NZD/USD once again faced selling pressure during the Asian session on Tuesday and briefly fell below 0.6050 for the first time since mid-May. Spot prices now appear to have confirmed a breakout above the 50-day simple moving average (SMA), and the pair looks vulnerable to extending its three-week losing streak amid some follow-through buying in the US dollar.
Concerns that inflation will be higher under President Trump than under the Biden administration pushed the benchmark 10-year Treasury yield to its highest level in a month on Monday. This, in turn, helped the dollar build on its solid rebound from multi-day lows overnight. On the other hand, expectations that the Reserve Bank of New Zealand (RBNZ) will cut interest rates earlier than expected weighed on the New Zealand dollar.
Apart from this, China’s economic woes have also further led to outflows from commodity currencies, including the New Zealand dollar.
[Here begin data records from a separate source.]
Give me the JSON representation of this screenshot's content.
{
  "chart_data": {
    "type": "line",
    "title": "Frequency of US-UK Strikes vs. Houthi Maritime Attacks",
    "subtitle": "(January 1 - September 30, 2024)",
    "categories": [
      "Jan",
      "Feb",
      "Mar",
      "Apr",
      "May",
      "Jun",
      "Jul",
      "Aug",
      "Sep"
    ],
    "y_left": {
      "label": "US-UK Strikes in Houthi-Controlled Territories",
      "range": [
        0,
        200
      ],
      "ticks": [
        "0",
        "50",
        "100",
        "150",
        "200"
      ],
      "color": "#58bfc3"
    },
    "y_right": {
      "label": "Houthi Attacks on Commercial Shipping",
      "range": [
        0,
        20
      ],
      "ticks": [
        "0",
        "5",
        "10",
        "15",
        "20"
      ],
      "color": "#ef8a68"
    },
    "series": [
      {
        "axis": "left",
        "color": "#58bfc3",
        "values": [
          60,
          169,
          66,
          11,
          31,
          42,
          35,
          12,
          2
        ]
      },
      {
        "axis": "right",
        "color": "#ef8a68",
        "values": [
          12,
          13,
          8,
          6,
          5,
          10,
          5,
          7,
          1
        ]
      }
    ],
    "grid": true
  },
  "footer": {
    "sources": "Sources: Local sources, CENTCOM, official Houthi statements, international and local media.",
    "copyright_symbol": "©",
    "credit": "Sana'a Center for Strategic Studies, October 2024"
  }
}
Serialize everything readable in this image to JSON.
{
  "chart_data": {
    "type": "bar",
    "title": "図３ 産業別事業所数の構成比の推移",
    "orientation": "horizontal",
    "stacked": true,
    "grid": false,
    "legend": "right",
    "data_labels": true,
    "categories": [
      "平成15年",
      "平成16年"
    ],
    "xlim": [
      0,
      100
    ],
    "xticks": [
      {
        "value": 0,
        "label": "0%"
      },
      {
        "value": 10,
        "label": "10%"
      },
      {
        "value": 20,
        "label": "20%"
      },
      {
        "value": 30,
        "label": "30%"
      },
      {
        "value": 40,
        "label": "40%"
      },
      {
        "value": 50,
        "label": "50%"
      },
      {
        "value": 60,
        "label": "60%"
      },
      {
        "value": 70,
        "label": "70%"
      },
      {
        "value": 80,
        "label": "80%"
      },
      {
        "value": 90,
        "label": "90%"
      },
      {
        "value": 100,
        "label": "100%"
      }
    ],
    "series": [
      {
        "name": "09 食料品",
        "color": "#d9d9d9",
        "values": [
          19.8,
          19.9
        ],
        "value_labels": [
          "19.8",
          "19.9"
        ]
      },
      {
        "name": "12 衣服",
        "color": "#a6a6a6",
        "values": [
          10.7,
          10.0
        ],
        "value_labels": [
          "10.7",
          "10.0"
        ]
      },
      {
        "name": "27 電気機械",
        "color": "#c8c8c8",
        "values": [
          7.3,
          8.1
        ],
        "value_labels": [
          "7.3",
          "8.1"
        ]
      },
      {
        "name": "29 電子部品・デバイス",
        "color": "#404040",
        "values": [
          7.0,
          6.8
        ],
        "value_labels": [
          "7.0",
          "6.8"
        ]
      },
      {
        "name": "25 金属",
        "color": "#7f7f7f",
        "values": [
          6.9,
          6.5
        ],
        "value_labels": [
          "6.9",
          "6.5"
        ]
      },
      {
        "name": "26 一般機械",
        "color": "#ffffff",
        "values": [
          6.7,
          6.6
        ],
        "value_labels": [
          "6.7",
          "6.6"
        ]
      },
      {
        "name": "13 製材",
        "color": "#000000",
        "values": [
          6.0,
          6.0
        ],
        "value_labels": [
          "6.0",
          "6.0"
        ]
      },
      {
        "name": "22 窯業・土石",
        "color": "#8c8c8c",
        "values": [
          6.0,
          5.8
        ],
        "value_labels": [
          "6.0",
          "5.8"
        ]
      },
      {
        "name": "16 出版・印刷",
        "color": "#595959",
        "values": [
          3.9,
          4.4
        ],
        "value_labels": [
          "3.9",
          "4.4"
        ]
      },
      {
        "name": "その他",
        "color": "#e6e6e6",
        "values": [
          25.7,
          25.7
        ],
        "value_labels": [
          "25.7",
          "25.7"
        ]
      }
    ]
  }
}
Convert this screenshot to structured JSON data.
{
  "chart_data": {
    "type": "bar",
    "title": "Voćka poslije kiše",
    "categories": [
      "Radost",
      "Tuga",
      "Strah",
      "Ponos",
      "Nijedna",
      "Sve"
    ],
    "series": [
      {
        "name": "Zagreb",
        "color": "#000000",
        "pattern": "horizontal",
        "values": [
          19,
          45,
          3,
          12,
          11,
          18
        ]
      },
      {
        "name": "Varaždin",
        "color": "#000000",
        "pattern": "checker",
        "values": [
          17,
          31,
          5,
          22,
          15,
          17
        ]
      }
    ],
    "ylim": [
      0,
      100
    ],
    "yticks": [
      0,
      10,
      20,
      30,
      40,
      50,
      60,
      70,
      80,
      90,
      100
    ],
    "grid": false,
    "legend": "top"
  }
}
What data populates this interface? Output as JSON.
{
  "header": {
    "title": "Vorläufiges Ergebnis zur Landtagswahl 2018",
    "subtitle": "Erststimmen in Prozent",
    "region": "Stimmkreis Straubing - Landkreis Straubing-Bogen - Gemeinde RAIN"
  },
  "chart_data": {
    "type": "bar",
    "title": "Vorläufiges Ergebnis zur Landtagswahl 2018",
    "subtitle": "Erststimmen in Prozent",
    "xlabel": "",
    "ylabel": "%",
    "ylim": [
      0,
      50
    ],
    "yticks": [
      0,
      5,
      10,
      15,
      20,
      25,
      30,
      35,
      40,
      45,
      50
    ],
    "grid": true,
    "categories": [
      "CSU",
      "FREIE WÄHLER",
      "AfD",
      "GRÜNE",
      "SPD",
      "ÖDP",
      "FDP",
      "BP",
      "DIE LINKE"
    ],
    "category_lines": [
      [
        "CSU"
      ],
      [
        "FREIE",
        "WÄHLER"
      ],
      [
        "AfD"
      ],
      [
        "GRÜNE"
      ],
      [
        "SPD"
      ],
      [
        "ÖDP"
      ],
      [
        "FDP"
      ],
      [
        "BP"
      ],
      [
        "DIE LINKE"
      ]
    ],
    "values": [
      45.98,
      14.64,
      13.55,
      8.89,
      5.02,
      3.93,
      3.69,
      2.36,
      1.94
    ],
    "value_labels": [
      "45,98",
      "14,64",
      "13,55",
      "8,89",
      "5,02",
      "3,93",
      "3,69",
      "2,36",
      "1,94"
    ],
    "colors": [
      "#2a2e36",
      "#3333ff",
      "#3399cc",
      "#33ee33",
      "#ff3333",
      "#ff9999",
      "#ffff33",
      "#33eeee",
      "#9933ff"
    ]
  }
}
Meanwhile, US dollar bulls may hold off on aggressive bets and instead await more clues about further policy decisions from the Federal Reserve (Fed), as bets grow that the Fed will soon start a rate cut cycle in September. Therefore, the market will continue to focus on the speech of Federal Reserve Chairman Jerome Powell later today.
Besides this, US economic data on Tuesday, including the JOLTS job openings data, could influence the US dollar price dynamics and provide some impetus to NZD/USD. Subsequently, the focus will shift to the FOMC minutes on Wednesday and the closely watched US non-farm payrolls report on Friday. This, in turn, will determine the near-term trend of the US dollar and the currency pair.